Posted Oct 21, 2009 21:11 UTC (Wed) by man_ls (guest, #15091) [Link] (1 responses)

Git is lightning fast (at least for code, I don't know for binaries), it's distributed and (surprise surprise) it's addictive! The cycle of 'commit, commit, commit, push when you're ready' is amazingly productive. I'm using it in my first project as single developer and I wouldn't change it for anything else I've used -- including cvs, svn, ClearCase, AccuRev and a few others too shitty to mention.

Git it

Posted Oct 31, 2009 4:55 UTC (Sat) by Holmes1869 (guest, #42043) [Link]

I'm in the exact same situation.

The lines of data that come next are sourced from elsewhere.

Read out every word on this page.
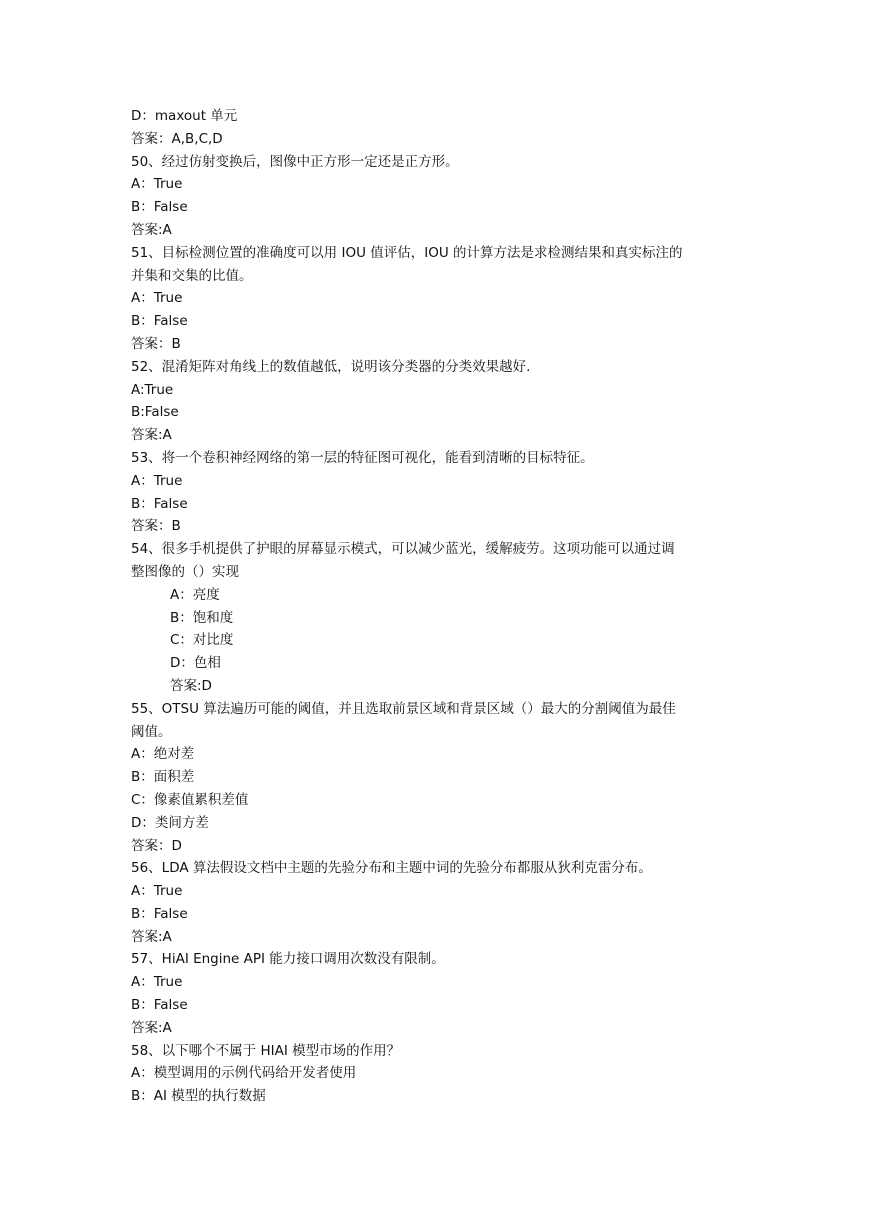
D：maxout 单元

答案：A,B,C,D

50、经过仿射变换后，图像中正方形一定还是正方形。

A：True

B：False

答案:A

51、目标检测位置的准确度可以用 IOU 值评估，IOU 的计算方法是求检测结果和真实标注的

并集和交集的比值。

A：True

B：False

答案：B

52、混淆矩阵对角线上的数值越低，说明该分类器的分类效果越好.

A:True

B:False

答案:A

53、将一个卷积神经网络的第一层的特征图可视化，能看到清晰的目标特征。

A：True

B：False

答案：B

54、很多手机提供了护眼的屏幕显示模式，可以减少蓝光，缓解疲劳。这项功能可以通过调

整图像的（）实现

A：亮度

B：饱和度

C：对比度

D：色相

答案:D

55、OTSU 算法遍历可能的阈值，并且选取前景区域和背景区域（）最大的分割阈值为最佳

阈值。

A：绝对差

B：面积差

C：像素值累积差值

D：类间方差

答案：D

56、LDA 算法假设文档中主题的先验分布和主题中词的先验分布都服从狄利克雷分布。

A：True

B：False

答案:A

57、HiAI Engine API 能力接口调用次数没有限制。

A：True

B：False

答案:A

58、以下哪个不属于 HIAI 模型市场的作用？

A：模型调用的示例代码给开发者使用

B：AI 模型的执行数据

Been using it for 3 months now for a personal project (hope to put it up on Gitorious.org someday), and I've just been blown away. "git rebase -i" (I use it a lot since no one else is depending on me) is just amazing. "git add -i" (for committing individual pieces of a file) has single-handedly made me despise using SVN at my day job. I really used to love SVN too.

That being said, I feel that some of the git features will only ever be used by people that take source control seriously. The people I work with check-in code without commit messages, mistakenly commit files that they forgot they changed (or other random files that ended up in their sandbox), and don't ever perform a simple 'svn diff' (or Subclipse comparison) just to make sure they are checking in what they want. Do you think these people care that they can re-order or squash a commit to create a single pristine, neat, atomic commit to fix exactly one particular bug? Probably not unfortunately. I hope to one day work with people that do care.